Devaux Jérôme, Dhifallah Sandra, De Maria Michela, Stuart-Lopez Geoffrey, Becq Hélène, Milh Mathieu, Molinari Florence, Aniksztejn Laurent
CNRS, CRN2M-UMR7286, Aix-Marseille University, Marseille, France.
INSERM UMR_S901, Mediterranean Neurobiology Institute (INMED), Aix-Marseille University, Marseille, France.
Epilepsia. 2017 Dec;58(12):2073-2084. doi: 10.1111/epi.13927. Epub 2017 Oct 25.
Kv7 channels mediate the voltage-gated M-type potassium current. Reduction of M current due to KCNQ2 mutations causes early onset epileptic encephalopathies (EOEEs). Mutations in STXBP1 encoding the syntaxin binding protein 1 can produce a phenotype similar to that of KCNQ2 mutations, suggesting a possible link between STXBP1 and Kv7 channels. These channels are known to be modulated by syntaxin-1A (Syn-1A) that binds to the C-terminal domain of the Kv7.2 subunit and strongly inhibits M current. Here, we investigated whether STXBP1could prevent this inhibitory effect of Syn-1A and analyzed the consequences of two mutations in STXBP1 associated with EOEEs.
Electrophysiologic analysis of M currents mediated by homomeric Kv7.2 or heteromeric Kv7.2/Kv7.3 channels in Chinese hamster ovary (CHO) cells coexpressing Syn-1A and/or STXBP1 or mutants STXBP1 p.W28* and p.P480L. Expression and interaction of these different proteins have been investigated using biochemical and co-immunoprecipitation experiments.

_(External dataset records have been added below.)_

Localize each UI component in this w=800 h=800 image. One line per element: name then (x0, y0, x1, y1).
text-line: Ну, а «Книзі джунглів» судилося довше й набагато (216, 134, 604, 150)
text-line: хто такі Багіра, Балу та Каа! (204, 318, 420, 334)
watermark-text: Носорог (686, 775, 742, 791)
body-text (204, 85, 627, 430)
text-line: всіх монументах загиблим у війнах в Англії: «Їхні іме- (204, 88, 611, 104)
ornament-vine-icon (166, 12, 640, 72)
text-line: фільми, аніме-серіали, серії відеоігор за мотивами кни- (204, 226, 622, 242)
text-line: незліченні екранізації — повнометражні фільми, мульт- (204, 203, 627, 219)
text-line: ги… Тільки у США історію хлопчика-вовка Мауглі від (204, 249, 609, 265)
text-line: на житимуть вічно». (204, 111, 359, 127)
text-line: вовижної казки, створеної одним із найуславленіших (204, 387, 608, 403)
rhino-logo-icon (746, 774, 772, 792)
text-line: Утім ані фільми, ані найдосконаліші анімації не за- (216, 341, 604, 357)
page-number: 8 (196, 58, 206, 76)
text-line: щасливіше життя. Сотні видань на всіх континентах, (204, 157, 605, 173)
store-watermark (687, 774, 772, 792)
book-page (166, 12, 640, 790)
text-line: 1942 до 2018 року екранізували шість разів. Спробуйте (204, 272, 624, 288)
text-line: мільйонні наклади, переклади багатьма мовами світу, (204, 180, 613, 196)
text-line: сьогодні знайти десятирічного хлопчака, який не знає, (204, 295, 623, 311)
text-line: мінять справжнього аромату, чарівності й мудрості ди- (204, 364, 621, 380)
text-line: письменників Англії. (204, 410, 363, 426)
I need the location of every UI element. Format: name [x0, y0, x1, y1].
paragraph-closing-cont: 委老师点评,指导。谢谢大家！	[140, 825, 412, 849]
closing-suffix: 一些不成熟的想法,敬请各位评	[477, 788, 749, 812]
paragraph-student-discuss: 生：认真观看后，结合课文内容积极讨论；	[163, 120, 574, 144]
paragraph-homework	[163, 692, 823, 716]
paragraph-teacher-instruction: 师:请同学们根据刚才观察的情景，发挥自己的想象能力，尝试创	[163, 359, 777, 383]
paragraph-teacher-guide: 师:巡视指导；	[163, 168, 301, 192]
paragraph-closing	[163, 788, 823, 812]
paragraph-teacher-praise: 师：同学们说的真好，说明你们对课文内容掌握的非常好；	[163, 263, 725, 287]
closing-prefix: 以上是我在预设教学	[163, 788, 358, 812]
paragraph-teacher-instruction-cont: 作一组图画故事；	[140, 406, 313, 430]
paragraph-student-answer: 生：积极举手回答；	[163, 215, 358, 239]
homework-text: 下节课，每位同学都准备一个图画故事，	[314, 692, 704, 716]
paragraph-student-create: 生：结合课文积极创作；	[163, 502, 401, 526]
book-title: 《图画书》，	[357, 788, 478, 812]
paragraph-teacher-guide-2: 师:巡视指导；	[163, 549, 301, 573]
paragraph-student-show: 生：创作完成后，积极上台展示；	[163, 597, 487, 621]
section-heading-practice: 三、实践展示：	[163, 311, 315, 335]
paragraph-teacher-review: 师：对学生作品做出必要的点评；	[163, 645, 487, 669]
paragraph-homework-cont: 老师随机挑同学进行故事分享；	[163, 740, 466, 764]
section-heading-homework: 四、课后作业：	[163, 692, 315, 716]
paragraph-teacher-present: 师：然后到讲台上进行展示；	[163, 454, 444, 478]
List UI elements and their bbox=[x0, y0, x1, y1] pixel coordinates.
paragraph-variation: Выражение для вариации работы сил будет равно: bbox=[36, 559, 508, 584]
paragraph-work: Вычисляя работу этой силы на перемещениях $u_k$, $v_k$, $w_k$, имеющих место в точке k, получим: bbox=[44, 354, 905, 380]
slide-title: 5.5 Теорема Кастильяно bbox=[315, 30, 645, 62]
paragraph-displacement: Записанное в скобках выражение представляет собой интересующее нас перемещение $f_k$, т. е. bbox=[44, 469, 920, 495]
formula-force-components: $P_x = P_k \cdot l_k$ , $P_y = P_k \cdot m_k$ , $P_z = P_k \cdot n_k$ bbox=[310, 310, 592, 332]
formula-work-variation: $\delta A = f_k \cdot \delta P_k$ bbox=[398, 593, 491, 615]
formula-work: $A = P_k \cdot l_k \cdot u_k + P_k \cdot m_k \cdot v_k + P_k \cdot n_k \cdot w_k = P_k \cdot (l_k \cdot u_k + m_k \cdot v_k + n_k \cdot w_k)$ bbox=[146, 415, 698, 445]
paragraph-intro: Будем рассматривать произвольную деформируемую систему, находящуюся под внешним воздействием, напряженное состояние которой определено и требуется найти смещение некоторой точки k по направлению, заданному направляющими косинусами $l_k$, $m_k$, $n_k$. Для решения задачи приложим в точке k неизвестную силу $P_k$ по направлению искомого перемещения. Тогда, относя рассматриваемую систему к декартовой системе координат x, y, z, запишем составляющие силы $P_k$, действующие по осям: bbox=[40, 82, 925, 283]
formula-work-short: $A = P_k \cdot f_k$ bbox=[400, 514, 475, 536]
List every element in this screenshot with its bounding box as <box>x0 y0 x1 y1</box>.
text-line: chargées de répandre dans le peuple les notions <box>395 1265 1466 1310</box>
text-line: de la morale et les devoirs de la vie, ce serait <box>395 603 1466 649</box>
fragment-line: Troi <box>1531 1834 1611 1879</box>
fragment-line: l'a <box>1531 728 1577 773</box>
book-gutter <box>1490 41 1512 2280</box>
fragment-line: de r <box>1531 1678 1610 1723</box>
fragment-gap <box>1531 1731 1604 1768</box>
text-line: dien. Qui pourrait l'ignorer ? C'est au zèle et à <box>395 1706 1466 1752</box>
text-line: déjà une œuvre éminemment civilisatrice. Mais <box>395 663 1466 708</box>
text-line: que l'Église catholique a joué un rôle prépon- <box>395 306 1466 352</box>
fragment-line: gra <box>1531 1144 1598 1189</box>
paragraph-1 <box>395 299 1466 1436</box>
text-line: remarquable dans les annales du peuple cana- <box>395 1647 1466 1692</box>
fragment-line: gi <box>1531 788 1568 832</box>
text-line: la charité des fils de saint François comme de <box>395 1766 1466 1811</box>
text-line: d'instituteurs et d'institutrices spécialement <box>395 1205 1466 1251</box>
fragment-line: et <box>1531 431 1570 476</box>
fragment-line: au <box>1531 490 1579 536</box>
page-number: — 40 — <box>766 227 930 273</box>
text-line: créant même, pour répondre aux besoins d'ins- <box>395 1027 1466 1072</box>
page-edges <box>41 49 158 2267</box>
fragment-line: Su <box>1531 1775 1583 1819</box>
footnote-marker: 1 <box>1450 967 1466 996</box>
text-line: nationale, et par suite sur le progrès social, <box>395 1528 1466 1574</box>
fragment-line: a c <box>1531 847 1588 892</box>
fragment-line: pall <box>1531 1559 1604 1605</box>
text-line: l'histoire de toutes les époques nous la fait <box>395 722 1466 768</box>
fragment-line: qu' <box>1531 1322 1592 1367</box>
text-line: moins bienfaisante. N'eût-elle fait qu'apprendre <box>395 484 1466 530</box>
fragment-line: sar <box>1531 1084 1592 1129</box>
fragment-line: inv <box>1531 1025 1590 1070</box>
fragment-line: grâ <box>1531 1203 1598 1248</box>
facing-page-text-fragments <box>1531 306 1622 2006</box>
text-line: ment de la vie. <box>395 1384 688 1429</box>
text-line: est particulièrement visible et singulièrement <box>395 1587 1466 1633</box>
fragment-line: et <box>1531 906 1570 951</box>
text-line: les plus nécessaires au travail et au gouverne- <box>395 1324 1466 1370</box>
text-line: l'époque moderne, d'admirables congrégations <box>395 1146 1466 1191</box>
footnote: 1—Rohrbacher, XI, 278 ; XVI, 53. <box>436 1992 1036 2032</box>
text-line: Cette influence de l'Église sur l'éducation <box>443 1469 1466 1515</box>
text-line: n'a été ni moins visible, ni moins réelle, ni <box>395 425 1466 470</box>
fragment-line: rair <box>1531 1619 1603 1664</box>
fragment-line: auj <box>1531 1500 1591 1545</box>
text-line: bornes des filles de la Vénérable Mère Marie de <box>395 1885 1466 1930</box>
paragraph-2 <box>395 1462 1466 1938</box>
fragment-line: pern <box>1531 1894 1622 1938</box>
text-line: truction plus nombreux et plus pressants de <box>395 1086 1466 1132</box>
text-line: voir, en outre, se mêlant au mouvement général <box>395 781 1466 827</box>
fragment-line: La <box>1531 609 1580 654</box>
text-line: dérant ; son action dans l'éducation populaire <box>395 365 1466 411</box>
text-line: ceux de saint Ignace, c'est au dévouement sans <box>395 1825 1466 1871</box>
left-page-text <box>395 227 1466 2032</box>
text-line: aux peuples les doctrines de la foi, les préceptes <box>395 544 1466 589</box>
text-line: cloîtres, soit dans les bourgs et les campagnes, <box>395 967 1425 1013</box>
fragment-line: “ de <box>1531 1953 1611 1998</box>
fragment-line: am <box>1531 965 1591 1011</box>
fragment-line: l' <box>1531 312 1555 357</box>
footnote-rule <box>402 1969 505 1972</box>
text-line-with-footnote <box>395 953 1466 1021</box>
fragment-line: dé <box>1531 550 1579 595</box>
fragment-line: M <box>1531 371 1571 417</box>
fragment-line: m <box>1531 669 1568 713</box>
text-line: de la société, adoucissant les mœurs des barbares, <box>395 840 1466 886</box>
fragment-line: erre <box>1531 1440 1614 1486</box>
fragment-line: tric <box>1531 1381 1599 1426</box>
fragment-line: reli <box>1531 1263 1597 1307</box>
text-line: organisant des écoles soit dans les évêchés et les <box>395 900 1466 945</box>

Syn-1A decreased M currents mediated by Kv7.2 or Kv7.2/Kv7.3 channels. STXBP1 had no direct effects on M current but dampened the inhibition produced by Syn-1A by abrogating Syn-1A binding to Kv7 channels. The mutation p.W28*, but not p.P480L, failed to rescue M current from Syn-1A inhibition. Biochemical analysis showed that unlike the mutation p.W28*, the mutation p.P480L did not affect STXBP1 expression and reduced the interaction of Syn-1A with Kv7 channels.
These data indicate that there is a functional link between STXBP1 and Kv7 channels via Syn-1A, which may be important for regulating M-channel activity and neuronal excitability. They suggest also that a defect in Kv7 channel activity or regulation could be one of the consequences of some STXBP1 mutations associated with EOEEs. Furthermore, our data reveal that STXBP1 mutations associated with the Ohtahara syndrome do not necessarily result in protein haploinsufficiency.
Kv7通道介导电压门控M型钾电流。KCNQ2突变导致的M电流减少会引发早发性癫痫性脑病(EOEEs)。编码 syntaxin结合蛋白1的STXBP1突变可产生与KCNQ2突变相似的表型,提示STXBP1与Kv7通道之间可能存在联系。已知这些通道受 syntaxin-1A(Syn-1A)调节,Syn-1A与Kv7.2亚基的C末端结构域结合并强烈抑制M电流。在此,我们研究了STXBP1是否能阻止Syn-1A的这种抑制作用,并分析了与EOEEs相关的STXBP1中的两个突变的后果。
对在中国仓鼠卵巢(CHO)细胞中共表达Syn-1A和/或STXBP1或突变体STXBP1 p.W28*和p.P480L的同聚体Kv7.2或异聚体Kv7.2/Kv7.3通道介导的M电流进行电生理分析。使用生化和免疫共沉淀实验研究了这些不同蛋白质的表达和相互作用。
Syn-1A降低了由Kv7.2或Kv7.2/Kv7.3通道介导的M电流。STXBP1对M电流没有直接影响,但通过消除Syn-1A与Kv7通道的结合减轻了Syn-1A产生的抑制作用。突变p.W28不能从Syn-1A抑制中挽救M电流,而p.P480L则可以。生化分析表明,与突变p.W28不同,突变p.P480L不影响STXBP1的表达,并减少了Syn-1A与Kv7通道的相互作用。
这些数据表明STXBP1与Kv7通道之间通过Syn-1A存在功能联系,这可能对调节M通道活性和神经元兴奋性很重要。它们还表明,Kv7通道活性或调节缺陷可能是与EOEEs相关的一些STXBP1突变的后果之一。此外,我们的数据表明与大田原综合征相关的STXBP1突变不一定导致蛋白质单倍剂量不足。